In a proposal letter to the Playboy board, Hefner offered $5.50 per share in cash to acquire all outstanding Class A and Class B common stock, valuing the company at $185 million. He plans to partner with Traverse Management LLC to finance the deal.
Following Hefner's offer, the company that publishes rival magazine Penthouse, Friend Finder Inc, signalled its intention to make a bid when CEO Marc Bell confirmed to the Financial Times that they were working on an offer. Friend Finder has yet to make a formal offer to the Playboy board.
In his letter to the board, Hefner, 84, outlined his reasons for wishing to take the company private, including his concerns for "the editorial direction of the magazine and PEI's legacy," a statement on the Playboy website said. "Hefner is not interested in any sale or merger of PEI, selling Hefner's shares to any third party or entering into discussion with any other financial sponsor for a transaction of the nature proposed in the letter."

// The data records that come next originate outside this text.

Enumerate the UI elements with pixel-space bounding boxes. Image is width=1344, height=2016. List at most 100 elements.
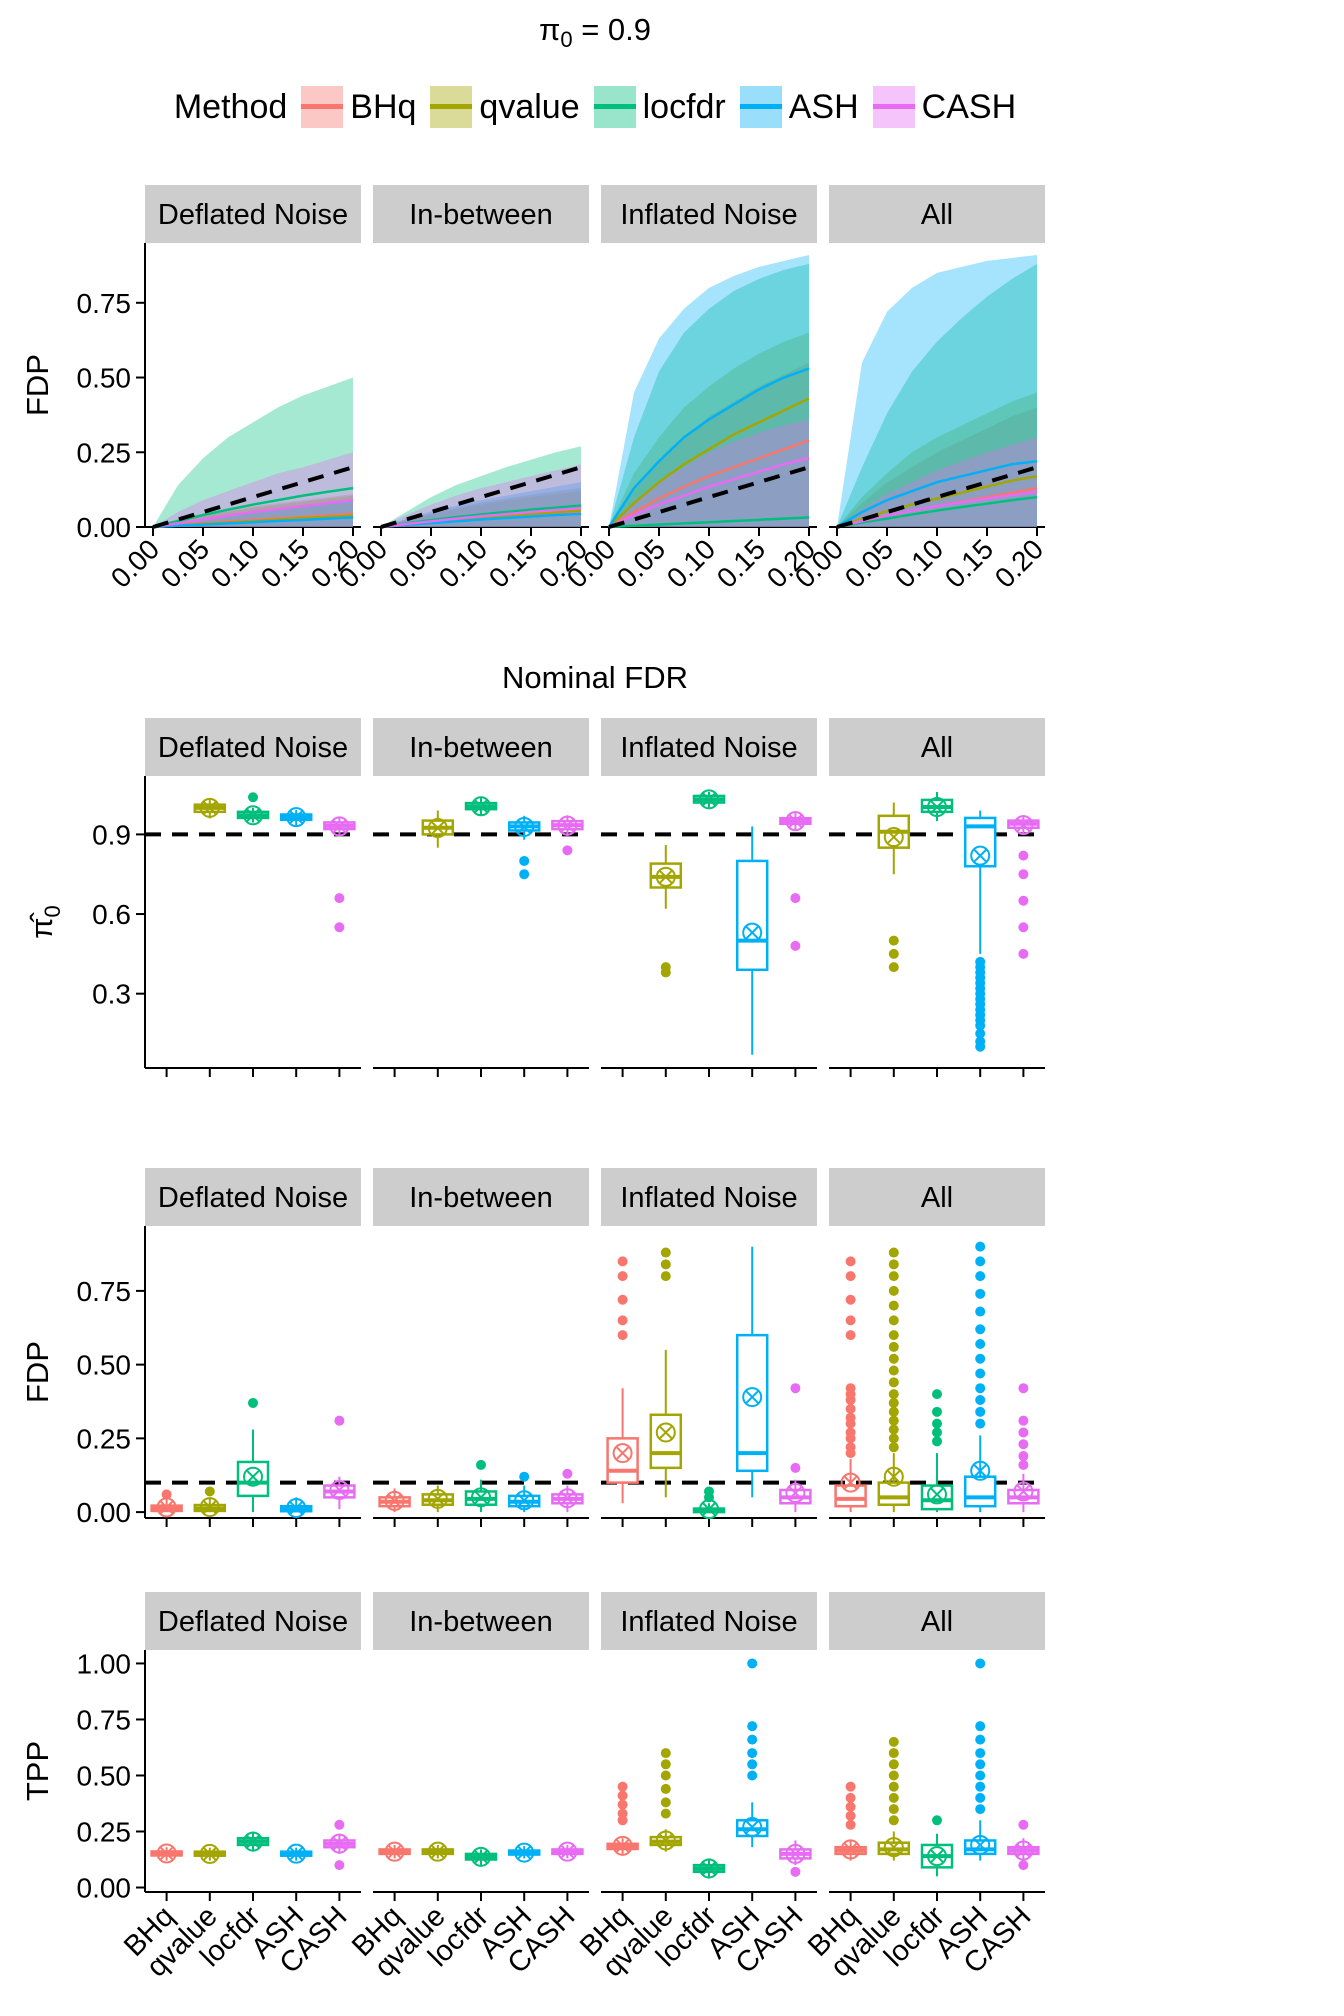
outlier-point — [845, 1256, 856, 1267]
outlier-point — [617, 1294, 628, 1305]
mean-line-CASH — [608, 457, 810, 529]
outlier-point — [161, 1489, 172, 1500]
x-tick-label: 0.05 — [383, 533, 443, 593]
outlier-point — [975, 1406, 986, 1417]
mean-marker-x — [202, 1499, 217, 1515]
outlier-point — [932, 1815, 942, 1826]
ribbon-BHq — [381, 491, 581, 527]
mean-marker-x — [701, 1502, 717, 1517]
mean-marker-x — [886, 829, 901, 845]
outlier-point — [888, 1748, 899, 1759]
facet-title: Inflated Noise — [620, 1182, 797, 1214]
facet-title: Deflated Noise — [158, 1606, 348, 1638]
mean-marker-x — [159, 1500, 174, 1515]
legend-item-label: ASH — [788, 87, 859, 126]
outlier-point — [248, 792, 258, 803]
outlier-point — [845, 1403, 856, 1414]
mean-marker — [883, 1837, 904, 1858]
mean-marker — [557, 1841, 578, 1862]
reference-line — [152, 465, 354, 529]
outlier-point — [1018, 850, 1029, 861]
mean-marker — [699, 1499, 719, 1520]
outlier-point — [888, 1736, 899, 1747]
mean-marker — [156, 1497, 177, 1518]
mean-marker — [384, 1490, 405, 1511]
ribbon-qvalue — [837, 392, 1037, 527]
outlier-point — [975, 1338, 986, 1349]
x-tick-label: 0.10 — [205, 533, 265, 593]
y-tick-label: 0.75 — [77, 288, 132, 319]
facet-title: Inflated Noise — [620, 1606, 797, 1638]
facet-strip — [601, 718, 817, 776]
facet-strip — [829, 1592, 1045, 1650]
mean-marker-x — [615, 1446, 630, 1461]
mean-marker — [655, 1422, 676, 1443]
outlier-point — [334, 1860, 345, 1871]
legend-item-label: qvalue — [479, 87, 580, 126]
facet-title: Deflated Noise — [158, 199, 348, 231]
outlier-point — [888, 1815, 899, 1826]
mean-marker-x — [473, 799, 489, 814]
legend-key-line — [301, 104, 344, 109]
x-tick-label: 0.05 — [155, 533, 215, 593]
y-tick-label: 0.00 — [77, 1497, 132, 1528]
mean-marker — [471, 796, 491, 817]
ribbon-locfdr — [381, 446, 581, 527]
y-axis-title: FDP — [20, 1341, 55, 1403]
mean-line-qvalue — [608, 397, 810, 528]
outlier-point — [334, 1415, 345, 1426]
outlier-point — [888, 1330, 899, 1341]
y-tick-label: 0.3 — [92, 979, 131, 1010]
mean-marker-x — [517, 819, 532, 835]
mean-marker — [514, 816, 535, 837]
facet-strip — [373, 1592, 589, 1650]
outlier-point — [562, 845, 573, 856]
mean-marker — [1013, 1481, 1034, 1502]
mean-marker-x — [973, 1463, 988, 1478]
mean-marker-x — [332, 819, 347, 834]
mean-marker — [427, 1488, 448, 1509]
outlier-point — [888, 1247, 899, 1258]
facet-strip — [373, 1168, 589, 1226]
legend-title: Method — [173, 87, 288, 126]
outlier-point — [660, 1797, 671, 1808]
mean-marker-x — [843, 1475, 858, 1490]
outlier-point — [932, 1436, 942, 1447]
mean-marker — [927, 1846, 947, 1867]
outlier-point — [747, 1721, 758, 1732]
mean-marker-x — [289, 810, 304, 825]
mean-marker — [840, 1472, 861, 1493]
x-tick-label: 0.15 — [255, 533, 315, 593]
outlier-point — [888, 1389, 899, 1400]
y-tick-label: 0.6 — [92, 899, 131, 930]
outlier-point — [1018, 1427, 1029, 1438]
outlier-point — [888, 1759, 899, 1770]
mean-marker — [199, 797, 220, 818]
mean-marker — [612, 1835, 633, 1856]
outlier-point — [790, 893, 801, 904]
mean-marker — [243, 1466, 263, 1487]
mean-marker — [927, 1484, 947, 1505]
facet-title: All — [921, 199, 953, 231]
outlier-point — [334, 922, 345, 933]
outlier-point — [617, 1315, 628, 1326]
mean-marker — [1013, 815, 1034, 836]
box — [735, 1333, 769, 1473]
legend-item-label: BHq — [350, 87, 417, 126]
mean-marker-x — [701, 1861, 717, 1876]
outlier-point — [888, 935, 899, 946]
mean-marker — [655, 866, 676, 887]
outlier-point — [790, 1383, 801, 1394]
mean-marker — [384, 1841, 405, 1862]
mean-marker — [286, 1497, 307, 1518]
x-tick-label: 0.15 — [483, 533, 543, 593]
mean-marker-x — [745, 925, 760, 940]
facet-strip — [145, 185, 361, 243]
mean-marker — [840, 1839, 861, 1860]
box — [735, 859, 769, 972]
legend-item-CASH: CASH — [872, 86, 1016, 128]
outlier-point — [660, 1271, 671, 1282]
facet-title: All — [921, 1182, 953, 1214]
outlier-point — [617, 1790, 628, 1801]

Christine Hefner, Hugh's daughter, served as Playboy's CEO for 20 years until January 2009, when she stepped down to be replaced by non-family Scott Flanders. In a 2007 interview with Campden FB, Christine reinforced the idea that editorial integrity was as important to Playboy as its cover images.
"It's a magazine that was the first publication to lobby for and then file lawsuits on behalf of legalised contraception and abortion; it's been a pioneer in advocating gay rights; a pioneer in advocating for the equal rights amendment; and the Playboy Foundation gave the seed grant that set up the women's rights project of the ACLU (American Civil Liberties Union)," explained Christie. (To read the full interview click here)

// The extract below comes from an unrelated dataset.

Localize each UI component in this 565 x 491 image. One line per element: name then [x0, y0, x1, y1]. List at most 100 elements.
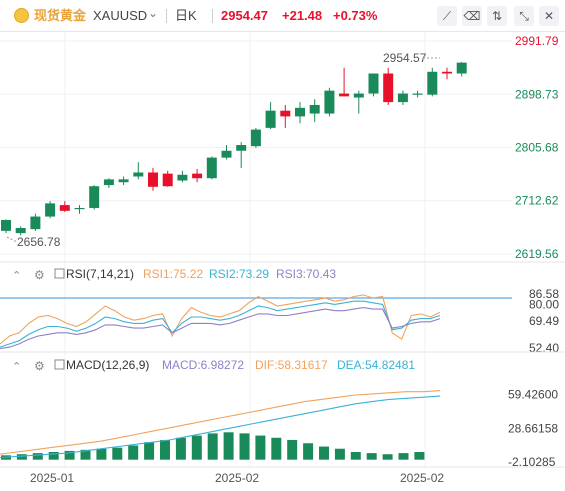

US-based Playboy was founded by Hefner in 1953 and he is still very much part of the brand. He already owns 70% of the Class A voting stock and 30% of the Class B common stock in the company, which went public in 1971 and had 2009 revenues of $240 million.
The company has struggled to compete against free competition on the internet and has recently combined units and cut jobs in an attempt to stem losses. Far from its heyday in the 1970s when circulation of the magazine was close to 7 million, circulation figures today stand at around 1.5 million.